Saturation means more of a given ingredient cannot be added to a given volume or fabric of activity, without spilling over, and being wasted. The fossil fuels market is saturated, in the sense that it cannot effectively capitalize on major new production investment without major new construction of productive facilities. The industry has effectively pushed prices higher and cannot reduce them without seeing a dropoff in profits. Most people can no longer afford the fuel they used to consume.
This raises the question of scalability. Scalability refers to the notion that as activity of a given kind expands, as the benefits and efficiencies of size, reinforced by growing market share, which means a greater ability to determine outcomes, an economy of scale arises: a thing begins to cost less per unit or per usage, because a scalable activity has made the unit or the usage cost less without reducing overall revenues.
Scalability depends on many other features of the marketplace, however. One of these is the value of investment. Another is the availability of that investment. When a market has already gone global, and is controlled by a handful of megaconglomerates and governments, and is saturated, and is pricing reliant consumers out, investment slows down. In a credit-scarce economy where no one is as rich as the oil interests, even moreso.
The ability to rapidly scale up production, and to create a potent and escalating visible return on investment for consumers, is hampered by justifiable skepticism about where this globalized, saturated and entrenched market sector can hope to go. Add to that this problem of a business model whereby one consumes a finite fossil resource that cannot be reproduced, burning one’s assets as one goes, and you have a model that does not shape up favorably for the 21st century.
The S&P 500 are now sitting on over $1 trillion in accumulated cash reserves.

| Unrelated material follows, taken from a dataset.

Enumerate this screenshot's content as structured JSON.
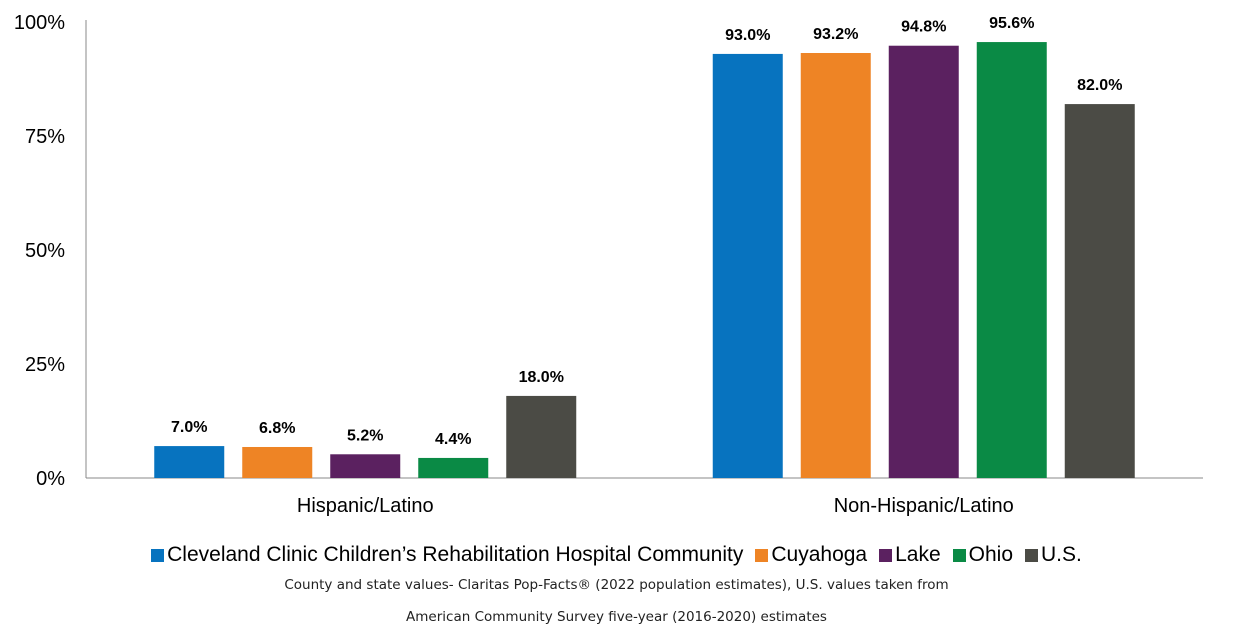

This money could, and normally would, be invested in future economic development. But sclerosis in the top-heavy oil sector, a serious lack of capital in the hands of consumers, and the real vulnerability of banks and even governments, are all conspiring to hold that money back. Wise investors understand that when the marketplace for risk and investment fails, a rainy-day fund is the best option.
In stark contrast to the fossil fuels sector, the clean renewables sector:
- is far from saturated,
- produces an ever-increasing rate of return for investors,
- is primed to produce economies of scale,
- can offer more jobs at better wages over a longer term,
- and lends itself to accelerating efficiency gains.
So, why are so many smart people still saying they favor the economics of oil? Two reasons:
- They are invested in the fossil-burning-for-profits model and so don’t accurately perceive the saturation problem;
- They don’t understand the paradigm shift and so view clean energy not as a rapidly expanding market but as a feeble one.
It’s not presumptuous to make these assertions about the anti-clean-energy crowd; it’s giving the benefit of the doubt to people who are not seeing the lay of the land as it is, but rather as they are accustomed to hoping it is. It is wishful thinking to hold that oil will always be king and no better option will replace it, wishful, that is, if you profit from oil’s dominance. The same with coal.
We are running out of ways to extract coal cheaply without literally blowing mountains apart, wiping them off them map, which carries very significant costs. Coal is an 18th-century technology not optimized for our 21st century needs. While employment from coal steadily declines, the risks and costs of its production mount, and coal-rich communities continue to experience chronic endemic poverty which the industry has been unable to solve.
We are running out of easy access to oil; the remaining reserves are trapped in undeveloped remote wilderness, behind high-risk, low-yield extraction processes that require major new dirty energy infrastructure to be built. Their development will impede investment in and development of better, cleaner, more efficient alternatives. We can do much better.
The fossil fuel saturation problem, known to states like Texas as an ongoing “energy emergency”, means we need to be actively searching not only for alternative fuels, but also for investment opportunities where we can build in drivers of more generalized prosperity, i.e. a restored and strengthened middle class, and accelerating returns in productive capacity.
The only way to achieve that is by building a smart-grid-based distributed clean renewable-energy market.